For a modest personal site to which you post now and then, you might set up such a cron job to run once a day. For a more active site you'd likely want to run that job more often--perhaps every few hours or every hour.

With Linux or Unix you can schedule your cron jobs by setting up what's called a "crontab." (You might rely on helper programs like cPanel to make setting up your cron jobs easier.)

For further guidance on cron you can see Drupal's handbook page configuring cron jobs (or, if your server is running Windows, configuring Windows cron jobs). Your hosting company may also help guide you.

On your settings page for Search (administer >> configuration >> search and metadata >> search settings in Drupal 7 or administer >> configuration >> search and metadata >> search pages in Drupal 8 and later) you can limit how many items should be indexed in a single cron run. This can help keep your system from getting overloaded with work. (If you get a message that cron is timing out or PHP is running out of memory, lower the number of items to index per run.) You also have a few more search settings you can choose.

Reindexing content

Content-related actions on your site (creating, editing, or deleting content and comments) automatically cause affected content items to be marked for indexing or reindexing at the next cron run.
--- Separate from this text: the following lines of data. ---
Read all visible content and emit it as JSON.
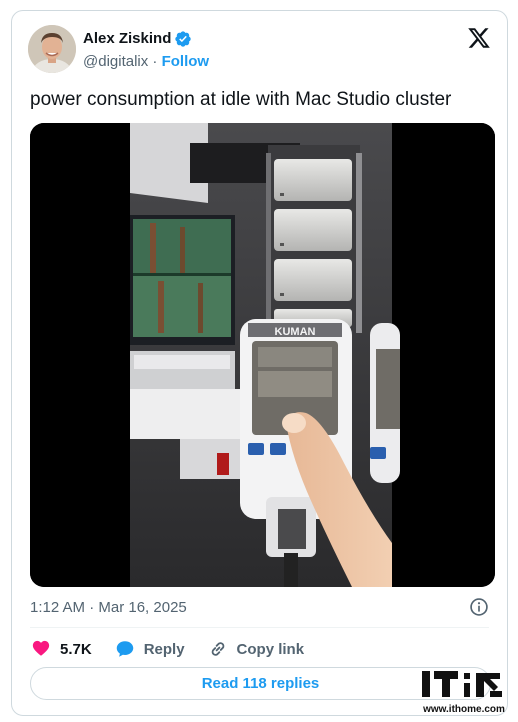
{
  "author": {
    "display_name": "Alex Ziskind",
    "handle": "@digitalix",
    "separator": " · ",
    "follow_label": "Follow"
  },
  "tweet": {
    "text": "power consumption at idle with Mac Studio cluster",
    "timestamp": "1:12 AM · Mar 16, 2025",
    "media": {
      "meter_brand": "KUMAN"
    }
  },
  "actions": {
    "likes_count": "5.7K",
    "reply_label": "Reply",
    "copy_link_label": "Copy link",
    "read_replies_label": "Read 118 replies"
  },
  "colors": {
    "accent": "#1d9bf0",
    "like": "#f91880",
    "muted": "#536471"
  },
  "icons": {
    "verified": "verified-badge-icon",
    "platform": "x-logo-icon",
    "info": "info-icon",
    "like": "heart-icon",
    "reply": "speech-bubble-icon",
    "copy_link": "link-icon"
  },
  "watermark": {
    "url": "www.ithome.com"
  }
}
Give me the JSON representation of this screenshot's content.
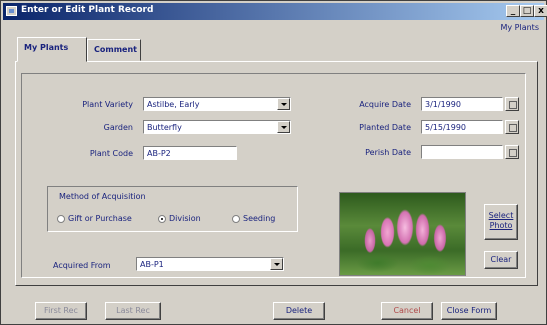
{
  "window": {
    "title": "Enter or Edit Plant Record",
    "controls": [
      "_",
      "□",
      "x"
    ],
    "header_right": "My Plants"
  },
  "tabs": [
    {
      "label": "My Plants",
      "active": true
    },
    {
      "label": "Comment",
      "active": false
    }
  ],
  "form": {
    "plant_variety": {
      "label": "Plant Variety",
      "value": "Astilbe, Early"
    },
    "garden": {
      "label": "Garden",
      "value": "Butterfly"
    },
    "plant_code": {
      "label": "Plant Code",
      "value": "AB-P2"
    },
    "acquire_date": {
      "label": "Acquire Date",
      "value": "3/1/1990"
    },
    "planted_date": {
      "label": "Planted Date",
      "value": "5/15/1990"
    },
    "perish_date": {
      "label": "Perish Date",
      "value": ""
    },
    "method": {
      "label": "Method of Acquisition",
      "options": [
        {
          "label": "Gift or Purchase",
          "selected": false
        },
        {
          "label": "Division",
          "selected": true
        },
        {
          "label": "Seeding",
          "selected": false
        }
      ]
    },
    "acquired_from": {
      "label": "Acquired From",
      "value": "AB-P1"
    }
  },
  "photo_buttons": {
    "select": "Select Photo",
    "clear": "Clear"
  },
  "bottom_buttons": {
    "first": "First Rec",
    "last": "Last Rec",
    "delete": "Delete",
    "cancel": "Cancel",
    "close": "Close Form"
  }
}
When content is marked for reindexing, the previous content remains in the index until cron runs, at which time it is replaced by the new content.

Unlike content-related actions, actions related to the structure of your site do not cause affected content to be marked for reindexing. Examples of structure-related actions that affect content include deleting or editing taxonomy terms, enabling or disabling modules that add text to content (such as Taxonomy, Comment, and field-providing modules), and modifying the fields or display parameters of your content types. If you take one of these actions and you want to ensure that the search index is updated to reflect your changed site structure, you can mark all content for reindexing by clicking the "Re-index site" button on the Search settings page (administer >> configuration >> search and metadata >> search pages).

You can place a link to Search among your site's primary and secondary links, or on any other menu as well. (Click "add menu item," and when you fill in the "path" field on the dialogue page just enter "search.")

On your blocks page (administer >> structure >> blocks in Drupal 7 and administer >> structure >> block layout in Drupal 8 and later) there's also a Search form you can enable, and you can choose where you want it to place it.

On your permissions page (People >> Permissions) you can decide who can do searches and who can administer the search settings. By default, only users with the Administrator role can perform searches.

A technical note: To use the search module the database user needs the create temporary table permission. If you do not have it, ask your systems administrator to make sure it's granted to you.